Au Québec, on a pris tout notre temps pour s’assurer que c’était pas une mode passagère, on a attendu jusqu’en 1943 pour adopter une législation similaire, en accusant un retard stratégique de 300 ans. Pis même là, la loi qui a rendu l’instruction obligatoire jusqu’à 16 ans a été adoptée en 1964.

Autrement dit, nos ancêtres analphabètes et illettrés ont pris sur eux de ne pas attendre d’avoir le bon vocabulaire ou les diplômes pour nous défendre, nous nourrir, nous loger, nous soigner, nous chérir et nous protéger du froid.

C’est eux qui ont arpenté le continent, couru les bois, trappé, chassé, abattu des arbres, construit les maisons, défriché, dessouché, hersé, ensemencé les champs, engrangé le foin, épluché le blé d’inde, fait boucherie, des conserves, de la tire, des bougies, cousu, tissé, forgé, cloué et pratiqué tous les métiers que le Bonyeu a inventés pour nous empêcher d’avoir des mauvaises pensées dans la morte-saison. Sans oublier la centaine d’heures par semaine des ouvriers et des midinettes pour faire tourner la révolution industrielle dans les shoppes, les facteries, les manufactures.

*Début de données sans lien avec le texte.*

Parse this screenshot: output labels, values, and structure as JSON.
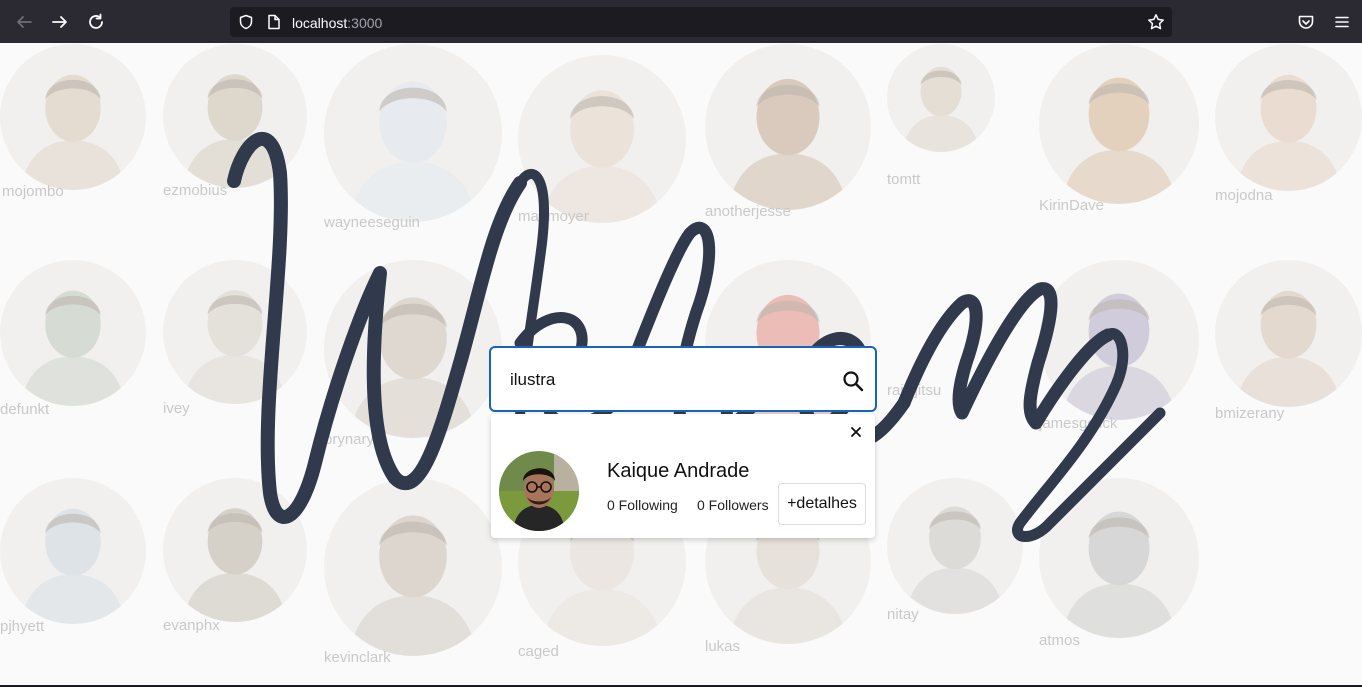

Puis, le soir venu, c’est encore les mêmes illettrés qui ont trouvé le temps de nous faire rêver avec les mots et les métaphores de leurs contes, tout en zigonnant sur un crincrin, qui n’avait peut-être pas appartenu à Stradivarius, mais qui avait assez de vif-argent dans le nerf des cordes pour faire swinguer la baquaisse dans l’fond d’la boîte à bois comme jamais Paganini aurait même songé à le faire.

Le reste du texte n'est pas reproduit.